NOT REQUIRED OF CHURCHES by Rick Brand
Now may be a good time to remind ourselves about the two parts to every marriage ceremony. In this country (it is not true in other countries) the “traditional” church wedding was a mixture of state and religion. The minister acted on behalf of the state and united the couple in a legal contract. The minister also acted on behalf of the religious group and gave a blessing and invited a promise from the couple to live together in love.
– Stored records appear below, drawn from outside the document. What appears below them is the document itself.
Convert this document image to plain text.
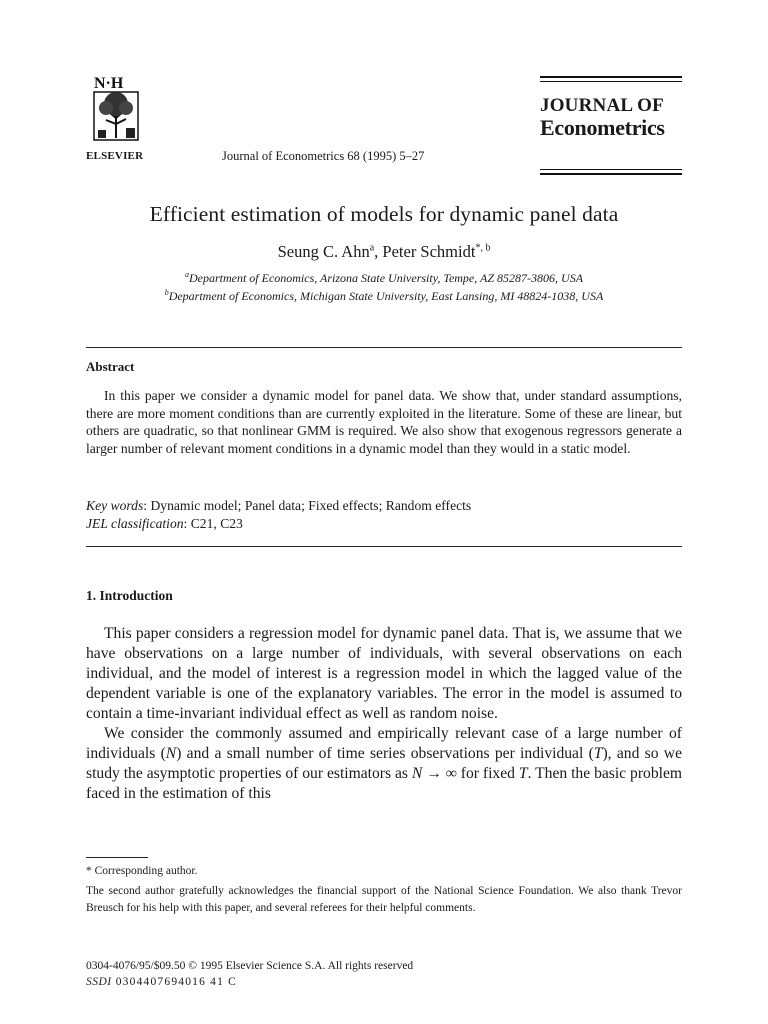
N·H
ELSEVIER	Journal of Econometrics 68 (1995) 5–27
JOURNAL OF
Econometrics
Efficient estimation of models for dynamic panel data
Seung C. Ahn$^a$, Peter Schmidt$^{*, b}$
$^a$Department of Economics, Arizona State University, Tempe, AZ 85287-3806, USA
$^b$Department of Economics, Michigan State University, East Lansing, MI 48824-1038, USA
Abstract

In this paper we consider a dynamic model for panel data. We show that, under standard assumptions, there are more moment conditions than are currently exploited in the literature. Some of these are linear, but others are quadratic, so that nonlinear GMM is required. We also show that exogenous regressors generate a larger number of relevant moment conditions in a dynamic model than they would in a static model.

Key words: Dynamic model; Panel data; Fixed effects; Random effects
JEL classification: C21, C23
1. Introduction

This paper considers a regression model for dynamic panel data. That is, we assume that we have observations on a large number of individuals, with several observations on each individual, and the model of interest is a regression model in which the lagged value of the dependent variable is one of the explanatory variables. The error in the model is assumed to contain a time-invariant individual effect as well as random noise.

We consider the commonly assumed and empirically relevant case of a large number of individuals (N) and a small number of time series observations per individual (T), and so we study the asymptotic properties of our estimators as N → ∞ for fixed T. Then the basic problem faced in the estimation of this

* Corresponding author.
The second author gratefully acknowledges the financial support of the National Science Foundation. We also thank Trevor Breusch for his help with this paper, and several referees for their helpful comments.
0304-4076/95/$09.50 © 1995 Elsevier Science S.A. All rights reserved
SSDI 0304407694016 41 C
The Supreme Court has appropriately ruled that homosexuals are entitled to enter into the legal contract and to receive all of the rights, duties and responsibilities of the legal contract. They may now file joint income taxes. They are responsible for each other’s bills. They can get health insurance from companies that cover “families.” They are now permitted to be recognized as a unit. Hospitals will let one partner visit the other in ICU, and other such privileges.
The Court did not say anywhere that the homosexual couple were entitled to any religious ceremony. There is no requirement for any religious group to hold a wedding for a same sex couple if they do not want to bless that union. Ministers have always had the authority to refuse to do weddings of couple they do not think should be married. Ministers have refused to marry divorced people. Whether or not a religious group wants to have same sex marriages as part of its witness to the God they serve, is entirely up to the minister or the governing body.
The Court says that all citizens are entitled to join in love with others and receive the same protection, the same benefits, the same burdens as other couples. That is the state, the legal part. Religious assemblies are still free to decided whether or not to bless that union. The magistrate should not have that privilege as they are servants of the state part of the ceremony.